Furthermore, during a visual/spatial memory exercise, the adolescent girls showed a male-typical brain activation pattern. "Although more research is needed, we now have evidence that sexual differentiation of the brain differs in young people with GD, as they show functional brain characteristics that are typical of their desired gender," said Baker to Science Daily.
However, Baker's sample of participants was only about 150 people which means a larger sample would be needed for conclusive results. The team also plans to study the role of hormones during puberty on transgender people.
Baker hopes this will serve to better aid this marginalized community. "We will then be better equipped to support these young people, instead of just sending them to a psychiatrist and hoping that their distress will disappear spontaneously," Baker said.
A number of studies
Boston Children’s Hospital has revealed that the number of referrals for gender identity disorder has increased severely in recent years.

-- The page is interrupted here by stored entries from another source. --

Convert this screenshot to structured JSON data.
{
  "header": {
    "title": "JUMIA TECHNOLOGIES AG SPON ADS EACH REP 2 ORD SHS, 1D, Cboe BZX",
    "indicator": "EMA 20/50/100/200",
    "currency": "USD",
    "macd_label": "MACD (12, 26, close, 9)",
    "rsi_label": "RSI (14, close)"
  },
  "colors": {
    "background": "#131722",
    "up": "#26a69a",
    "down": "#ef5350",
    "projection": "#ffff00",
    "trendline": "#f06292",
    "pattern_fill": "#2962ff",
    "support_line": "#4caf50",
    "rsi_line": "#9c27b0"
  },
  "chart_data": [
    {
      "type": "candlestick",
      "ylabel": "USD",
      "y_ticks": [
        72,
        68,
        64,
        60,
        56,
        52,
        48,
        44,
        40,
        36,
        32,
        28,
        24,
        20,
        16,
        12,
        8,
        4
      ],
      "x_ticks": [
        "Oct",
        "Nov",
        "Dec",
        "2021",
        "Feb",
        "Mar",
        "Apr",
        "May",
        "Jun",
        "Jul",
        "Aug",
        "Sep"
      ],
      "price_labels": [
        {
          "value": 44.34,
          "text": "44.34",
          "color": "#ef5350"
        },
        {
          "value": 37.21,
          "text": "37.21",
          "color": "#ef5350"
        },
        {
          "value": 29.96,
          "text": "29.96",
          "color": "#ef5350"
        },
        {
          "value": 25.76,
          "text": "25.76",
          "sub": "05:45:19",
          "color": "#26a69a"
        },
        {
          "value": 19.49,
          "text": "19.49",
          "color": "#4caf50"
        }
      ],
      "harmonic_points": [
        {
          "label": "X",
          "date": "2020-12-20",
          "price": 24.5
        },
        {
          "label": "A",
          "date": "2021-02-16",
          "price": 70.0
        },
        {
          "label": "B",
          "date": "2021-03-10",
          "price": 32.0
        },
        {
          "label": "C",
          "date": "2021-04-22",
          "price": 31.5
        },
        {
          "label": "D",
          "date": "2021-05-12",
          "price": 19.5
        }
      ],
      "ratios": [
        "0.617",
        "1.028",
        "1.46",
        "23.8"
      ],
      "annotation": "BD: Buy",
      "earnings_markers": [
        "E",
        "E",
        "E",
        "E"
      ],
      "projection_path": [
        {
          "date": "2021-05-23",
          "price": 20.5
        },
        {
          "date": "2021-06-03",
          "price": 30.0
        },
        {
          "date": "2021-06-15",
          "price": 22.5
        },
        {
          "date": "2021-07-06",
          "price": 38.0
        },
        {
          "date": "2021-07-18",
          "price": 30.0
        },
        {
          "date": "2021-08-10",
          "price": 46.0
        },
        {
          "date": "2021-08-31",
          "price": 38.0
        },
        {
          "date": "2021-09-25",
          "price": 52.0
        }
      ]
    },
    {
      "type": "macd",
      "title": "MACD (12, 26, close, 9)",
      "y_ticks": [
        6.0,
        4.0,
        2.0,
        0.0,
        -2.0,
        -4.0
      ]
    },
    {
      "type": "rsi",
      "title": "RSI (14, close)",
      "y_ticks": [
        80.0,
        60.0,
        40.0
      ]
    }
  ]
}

The clinic that began treating patients in 1998 reported that by 2010 the number of transgender youths increased by a factor of four.
Sadly, the biggest survey of transgender people to date surveyed 6,450 individuals and reported that 40% had attempted suicide. The respondents reported being the victims of bullying and harassment with 61% physically assaulted and 64% sexually abused.
A 2010 study with 1,833 participants, however, did find that sex re-assignment improved quality of life in 80% of transgender people. The research found psychological symptoms improved in 78% of respondents.
Duke University features an academic journal dedicated to transgender studies. "TSQ: Transgender Studies Quarterly offers a high-profile venue for innovative research and scholarship that contest the objectification, pathologization, and exoticization of transgender lives," states the publication.
As work continues to be done, one can only hope this population will one day find a safe and accepted place in the world. In the meantime, a number of hotlines are available for transgender people struggling with their condition and bullying.